Another considerable advantage of piston heads is that a single dosing head can work simultaneously in parallel on multiple pieces, up to a maximum of twelve. In order to dose several pieces at the same time with a two-component resin, the Atra system can use a single machine, with a single motor, while other manufacturers should field a motor for each pump, with evident greater investments, maintenance and cost of materials.
Being a single system with multiple outlets, Atra’s multiple head guarantees perfect uniformity of dosing from each of the nozzles. On the contrary, any independent systems involve possible delivery differences caused by electrical variations between the different motors, or mechanical or asymmetrical wear between the different heads. These discrepancies can increase exponentially over the life of the system.
The piston pump features important advantages also from a maintenance point of view. In the Atra DOS P TCA, for example, the internal diaphragm wears much slower than the stator of a cavity pump, is smaller, cheaper, and can be replaced in minutes. It is also interesting to note that, although the price of the dosing head increases as its size and number of nozzles increase, a multiple single motor system becomes proportionately more and more competitive as its complexity and number of points increase.

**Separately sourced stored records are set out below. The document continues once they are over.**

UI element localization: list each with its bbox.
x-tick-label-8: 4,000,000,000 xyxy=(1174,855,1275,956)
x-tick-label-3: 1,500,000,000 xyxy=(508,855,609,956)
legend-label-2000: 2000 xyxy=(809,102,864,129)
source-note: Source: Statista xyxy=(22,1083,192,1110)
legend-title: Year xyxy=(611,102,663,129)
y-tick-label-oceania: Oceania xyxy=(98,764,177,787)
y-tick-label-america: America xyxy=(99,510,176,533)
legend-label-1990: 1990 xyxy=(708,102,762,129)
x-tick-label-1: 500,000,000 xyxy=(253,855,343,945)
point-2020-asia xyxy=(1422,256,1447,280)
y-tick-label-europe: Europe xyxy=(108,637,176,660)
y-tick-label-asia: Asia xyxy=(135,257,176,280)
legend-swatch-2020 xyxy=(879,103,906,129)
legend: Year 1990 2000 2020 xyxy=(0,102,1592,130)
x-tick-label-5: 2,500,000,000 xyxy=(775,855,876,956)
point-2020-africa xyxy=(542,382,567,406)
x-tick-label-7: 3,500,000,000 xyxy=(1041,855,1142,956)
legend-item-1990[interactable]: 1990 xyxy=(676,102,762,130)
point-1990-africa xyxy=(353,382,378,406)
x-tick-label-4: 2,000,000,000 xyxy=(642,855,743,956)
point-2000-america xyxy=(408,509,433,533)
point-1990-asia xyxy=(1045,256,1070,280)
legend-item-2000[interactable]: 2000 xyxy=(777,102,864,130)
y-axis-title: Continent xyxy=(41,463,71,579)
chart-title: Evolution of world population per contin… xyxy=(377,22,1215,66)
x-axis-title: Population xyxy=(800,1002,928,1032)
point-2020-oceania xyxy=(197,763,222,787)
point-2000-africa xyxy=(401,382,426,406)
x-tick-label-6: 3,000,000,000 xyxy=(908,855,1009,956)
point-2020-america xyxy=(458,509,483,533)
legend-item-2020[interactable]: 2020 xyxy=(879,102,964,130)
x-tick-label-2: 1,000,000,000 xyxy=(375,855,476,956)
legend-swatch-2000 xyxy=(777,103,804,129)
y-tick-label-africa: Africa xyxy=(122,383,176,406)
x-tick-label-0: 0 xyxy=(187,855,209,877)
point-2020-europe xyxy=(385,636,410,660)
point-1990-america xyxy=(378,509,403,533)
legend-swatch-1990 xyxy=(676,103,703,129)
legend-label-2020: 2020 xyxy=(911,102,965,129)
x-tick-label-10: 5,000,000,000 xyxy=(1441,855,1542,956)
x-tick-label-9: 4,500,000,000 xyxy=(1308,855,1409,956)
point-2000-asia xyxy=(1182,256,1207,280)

The cost/benefit ratio between pad and 2K dosage
Also from an economic point of view, for projects involving large production volumes, automation and precision, the use of a liquid dissipation interface tends to be more advantageous than a solution based on pads. Despite the initial investment for the system, in fact, the finished work present unparalleled advantages.
Thanks to the very high precision and reliability of the DOS P TCA heads, for example, it is possible to customize and modify the application on the piece, even if the project changes during production. The application as a whole is up to three times faster. The thermal conductivity (with the same material) is higher, it adapts better to the substrate and does not mechanically stress the sensitive components during application. The costs of storage, handling and assembly are reduced. More importantly, it is possible to reach very thin thicknesses (reducing the cost) and at the same time to improve the heat exchange.
The accuracy of mixing dosage, quantity dispensed and position on the piece is also essential in guaranteeing the dual function of a TCA resin: thermal conductivity and adhesive properties between the substrate and the dissipation medium. Even in materials with a high dissipation coefficient K3 or K4, in fact, a too thin layer will make complete contact more difficult, while the application of a too thick layer will have an insulating effect (in addition to increasing costs). Furthermore, a too high concentration of filler would improve the thermal dissipation properties but would lead to the immediate degradation of the adhesive properties. On the contrary, a too low concentration would risk not dissipating heat correctly.
In conclusion, piston volumetric dosing systems with disposable static mixer are the most reliable choice in the field of dispensing two-component resins for heat dissipation. They guarantee very high volumetric precision, reduced maintenance costs, fast and repeatable dispensing, possibility of working in parallel multiple dosing on several pieces at the same time with a single motor. It is important to remember these aspects when choosing a system, because apparently advantageous systems from a price point of view often turn out to be problematic in terms of maintenance and spare parts.